THE business plan of Cervantes Seafood Limited appears to have come unstuck just five months after listing on the Australian Stock Exchange.
The company successfully raised $5 million and listed in November last year. By December 31 it had reported a $999,000 loss while its cash in hand had dwindled to just $809,000.
In addition, the company was straddled with current payables of $2.5 million.
Cervantes Seafood Limited earlier this month secured a $1.7 million credit facility to “improve its working capital position”.
At the same time it moved sideways – from its flagship lobster business on which the company prospectus was floated – and moved into other fisheries, with the sale to Chinese buyers of 125 tonnes of ribbonfish sourced from India.
In its quarterly report announcement the company says it expects to continue this revenue activity in the coming months.
Meanwhile, managing director Chen Hao has warned investors that “the combination of difficult trading and operational conditions is likely to adversely affect the company’s forecasted revenue and trading results”.
In its prospectus Cervantes Seafood Limited says it hopes to hold around 5 per cent of the lobster market, with a targeted catch of 552 tonnes, which was expected to generate sales of approximately $24 million in 2002-03 and earnings before interest and tax of $1.27 million.

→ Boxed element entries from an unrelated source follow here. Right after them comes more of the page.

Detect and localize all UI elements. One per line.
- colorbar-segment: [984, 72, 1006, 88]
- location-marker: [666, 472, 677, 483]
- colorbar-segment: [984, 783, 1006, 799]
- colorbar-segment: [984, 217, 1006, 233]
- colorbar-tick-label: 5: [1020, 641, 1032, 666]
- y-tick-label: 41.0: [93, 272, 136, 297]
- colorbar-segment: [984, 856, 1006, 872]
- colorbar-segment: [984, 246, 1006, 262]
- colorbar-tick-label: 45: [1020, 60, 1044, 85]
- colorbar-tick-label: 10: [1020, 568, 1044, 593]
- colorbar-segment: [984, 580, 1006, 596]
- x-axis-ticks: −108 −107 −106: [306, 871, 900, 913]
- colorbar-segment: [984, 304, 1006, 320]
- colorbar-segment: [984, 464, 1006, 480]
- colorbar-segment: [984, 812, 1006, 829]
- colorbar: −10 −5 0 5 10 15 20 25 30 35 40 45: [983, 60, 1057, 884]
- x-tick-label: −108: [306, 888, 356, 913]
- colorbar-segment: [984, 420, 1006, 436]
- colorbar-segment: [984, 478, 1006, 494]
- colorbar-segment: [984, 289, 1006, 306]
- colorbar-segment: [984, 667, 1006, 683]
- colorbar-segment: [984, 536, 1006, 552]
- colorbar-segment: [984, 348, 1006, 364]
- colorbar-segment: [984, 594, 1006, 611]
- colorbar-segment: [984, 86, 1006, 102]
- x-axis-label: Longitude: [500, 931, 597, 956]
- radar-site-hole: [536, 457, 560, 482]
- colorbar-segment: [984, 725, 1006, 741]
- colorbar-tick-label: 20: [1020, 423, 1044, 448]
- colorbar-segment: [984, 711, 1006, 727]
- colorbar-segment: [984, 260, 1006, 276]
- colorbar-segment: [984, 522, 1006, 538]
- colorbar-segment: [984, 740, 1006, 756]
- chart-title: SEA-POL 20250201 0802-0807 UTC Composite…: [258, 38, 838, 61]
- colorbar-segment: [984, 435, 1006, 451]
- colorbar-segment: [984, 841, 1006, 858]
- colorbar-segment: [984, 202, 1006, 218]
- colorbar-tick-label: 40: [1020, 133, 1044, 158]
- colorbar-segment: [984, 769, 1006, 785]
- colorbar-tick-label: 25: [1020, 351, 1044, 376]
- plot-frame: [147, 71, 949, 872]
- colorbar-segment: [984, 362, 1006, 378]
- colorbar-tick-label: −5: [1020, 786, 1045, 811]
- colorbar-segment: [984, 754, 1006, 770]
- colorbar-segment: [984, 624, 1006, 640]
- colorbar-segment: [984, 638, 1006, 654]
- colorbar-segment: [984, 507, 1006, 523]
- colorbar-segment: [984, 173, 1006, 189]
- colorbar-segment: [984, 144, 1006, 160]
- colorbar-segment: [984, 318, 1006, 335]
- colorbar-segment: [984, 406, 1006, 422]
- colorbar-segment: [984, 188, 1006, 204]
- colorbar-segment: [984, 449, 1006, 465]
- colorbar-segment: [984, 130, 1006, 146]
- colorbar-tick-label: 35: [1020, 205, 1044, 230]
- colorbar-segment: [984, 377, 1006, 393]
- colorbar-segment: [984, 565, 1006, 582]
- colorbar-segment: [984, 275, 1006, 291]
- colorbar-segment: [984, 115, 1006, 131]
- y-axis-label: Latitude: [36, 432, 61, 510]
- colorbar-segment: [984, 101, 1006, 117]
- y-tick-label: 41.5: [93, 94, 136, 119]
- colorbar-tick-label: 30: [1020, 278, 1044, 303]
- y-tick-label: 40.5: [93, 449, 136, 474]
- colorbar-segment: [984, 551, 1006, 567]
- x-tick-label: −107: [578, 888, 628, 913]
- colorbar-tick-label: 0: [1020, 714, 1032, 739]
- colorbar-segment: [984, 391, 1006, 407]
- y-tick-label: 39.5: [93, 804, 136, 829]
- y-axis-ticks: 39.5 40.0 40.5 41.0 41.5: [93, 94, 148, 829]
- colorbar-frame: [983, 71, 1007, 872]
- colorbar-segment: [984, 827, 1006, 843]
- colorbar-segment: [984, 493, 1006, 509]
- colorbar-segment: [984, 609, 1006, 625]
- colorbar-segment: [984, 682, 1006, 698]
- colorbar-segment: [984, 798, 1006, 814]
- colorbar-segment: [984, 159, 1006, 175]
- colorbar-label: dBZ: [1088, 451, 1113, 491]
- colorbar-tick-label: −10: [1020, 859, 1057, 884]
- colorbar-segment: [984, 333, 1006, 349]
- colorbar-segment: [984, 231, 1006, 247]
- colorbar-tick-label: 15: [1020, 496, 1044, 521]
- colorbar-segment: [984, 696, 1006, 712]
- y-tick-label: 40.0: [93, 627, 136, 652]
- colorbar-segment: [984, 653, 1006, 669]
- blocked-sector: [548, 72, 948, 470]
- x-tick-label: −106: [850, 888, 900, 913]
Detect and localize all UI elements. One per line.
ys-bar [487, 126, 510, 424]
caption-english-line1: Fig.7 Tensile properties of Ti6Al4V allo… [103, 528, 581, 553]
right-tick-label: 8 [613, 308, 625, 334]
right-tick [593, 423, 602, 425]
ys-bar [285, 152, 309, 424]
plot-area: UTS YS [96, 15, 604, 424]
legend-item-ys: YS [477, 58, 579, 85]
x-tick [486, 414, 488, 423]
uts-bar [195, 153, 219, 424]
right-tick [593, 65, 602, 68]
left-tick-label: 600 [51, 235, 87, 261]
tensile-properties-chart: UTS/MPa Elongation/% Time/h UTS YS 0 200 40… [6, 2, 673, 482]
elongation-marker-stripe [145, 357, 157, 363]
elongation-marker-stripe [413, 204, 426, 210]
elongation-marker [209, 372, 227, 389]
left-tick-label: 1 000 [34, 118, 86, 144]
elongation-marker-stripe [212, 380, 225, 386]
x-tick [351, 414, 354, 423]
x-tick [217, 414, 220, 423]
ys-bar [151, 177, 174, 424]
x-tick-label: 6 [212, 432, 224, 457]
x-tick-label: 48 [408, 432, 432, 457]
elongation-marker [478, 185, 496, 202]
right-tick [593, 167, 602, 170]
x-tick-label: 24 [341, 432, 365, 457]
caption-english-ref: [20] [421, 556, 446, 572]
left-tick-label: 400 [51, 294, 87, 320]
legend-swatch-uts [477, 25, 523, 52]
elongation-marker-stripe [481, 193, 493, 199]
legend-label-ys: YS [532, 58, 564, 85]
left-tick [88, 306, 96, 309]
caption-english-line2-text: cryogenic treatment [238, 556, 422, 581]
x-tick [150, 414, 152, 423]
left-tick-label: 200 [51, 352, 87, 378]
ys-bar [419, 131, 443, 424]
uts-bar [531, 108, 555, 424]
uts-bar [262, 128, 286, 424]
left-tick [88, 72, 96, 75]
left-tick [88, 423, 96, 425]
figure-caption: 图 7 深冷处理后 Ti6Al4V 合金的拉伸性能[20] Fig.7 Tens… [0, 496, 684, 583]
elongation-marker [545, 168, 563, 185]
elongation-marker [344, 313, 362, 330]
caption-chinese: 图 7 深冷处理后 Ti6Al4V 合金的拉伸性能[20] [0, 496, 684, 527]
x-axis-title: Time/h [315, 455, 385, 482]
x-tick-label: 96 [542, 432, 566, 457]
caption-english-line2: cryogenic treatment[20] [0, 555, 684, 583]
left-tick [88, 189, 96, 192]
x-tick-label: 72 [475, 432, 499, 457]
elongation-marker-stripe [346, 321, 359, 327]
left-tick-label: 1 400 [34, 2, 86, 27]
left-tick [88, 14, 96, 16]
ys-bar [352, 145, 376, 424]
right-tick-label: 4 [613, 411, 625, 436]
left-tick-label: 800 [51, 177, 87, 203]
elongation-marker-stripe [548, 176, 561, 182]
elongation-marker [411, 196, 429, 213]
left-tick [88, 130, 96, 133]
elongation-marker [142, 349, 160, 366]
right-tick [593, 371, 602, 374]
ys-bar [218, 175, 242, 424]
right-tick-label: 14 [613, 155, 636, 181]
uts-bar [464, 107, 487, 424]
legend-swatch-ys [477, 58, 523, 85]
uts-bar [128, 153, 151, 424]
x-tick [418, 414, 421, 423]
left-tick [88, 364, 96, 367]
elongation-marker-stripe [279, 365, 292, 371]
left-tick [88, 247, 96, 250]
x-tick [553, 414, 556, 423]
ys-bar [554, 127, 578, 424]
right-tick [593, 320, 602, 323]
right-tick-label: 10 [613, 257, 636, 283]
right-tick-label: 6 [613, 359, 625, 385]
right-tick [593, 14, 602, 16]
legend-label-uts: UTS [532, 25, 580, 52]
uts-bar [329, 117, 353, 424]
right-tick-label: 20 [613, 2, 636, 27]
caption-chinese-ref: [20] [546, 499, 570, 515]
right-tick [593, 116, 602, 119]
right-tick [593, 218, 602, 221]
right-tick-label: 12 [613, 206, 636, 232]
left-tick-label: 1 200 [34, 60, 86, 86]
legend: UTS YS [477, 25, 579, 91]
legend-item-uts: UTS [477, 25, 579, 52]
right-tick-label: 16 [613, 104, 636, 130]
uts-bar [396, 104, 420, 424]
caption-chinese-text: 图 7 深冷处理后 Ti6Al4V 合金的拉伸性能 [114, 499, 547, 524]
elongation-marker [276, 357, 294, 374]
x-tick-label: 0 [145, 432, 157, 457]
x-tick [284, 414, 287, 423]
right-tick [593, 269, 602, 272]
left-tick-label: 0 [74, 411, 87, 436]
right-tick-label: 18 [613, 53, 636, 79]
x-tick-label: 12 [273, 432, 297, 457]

At the 20-cent offer price the company had a market capitalisation of approximately $12 million. Earlier this week it had been reduced to $8.58 million as the share price hovers at around half of its listing price.
Cervantes Seafood, which is chaired by Barry MacKinnon, was set up to purchase the assets of Tarana Corporation Pty Ltd, a company associated with two of Cervantes’ directors, Chen Hao and Lawrence West.
Cervantes agreed to pay $2.1 million for the plant and equipment and included $600,000 in goodwill from the IPO funds. The payment was a mixture of $1.6 million in cash as well as shares and options.
In addition, Chen Hao and Lawrence West were contracted to provide management services to the company for $120,000 and $100,000 respectively.
Yet the directors have their work cut out in the second half of the financial year if they are to receive these fees.
According to the prospectus, “no payment will be made under the contracts in respect of the year ended June 30 2003 until and unless an EBIT of $1.5 million is exceeded”.
The company has also entered an agreement to lease the Cervantes property for $270,000 a year from Tarana with an option to buy the land and buildings for $3 million.
While Cervantes has purchased the plant and equipment from Tarana, Tarana has continued as exclusive operator and manager of the company’s processing facility for a monthly fee of $8,333 in arrears plus an amount of 10 per cent of the total employment costs of the processing personnel.
The plant is currently significantly under-utilised, providing room for additional expansion. The plant is capable of processing approximately 1,500 tonnes a season and is presently operating at 40 per cent capacity. Tarana has been operating for more than five years. In 1999-2000 Tarana’s lobster sales were approximately $22 million, representing over 590 tonnes.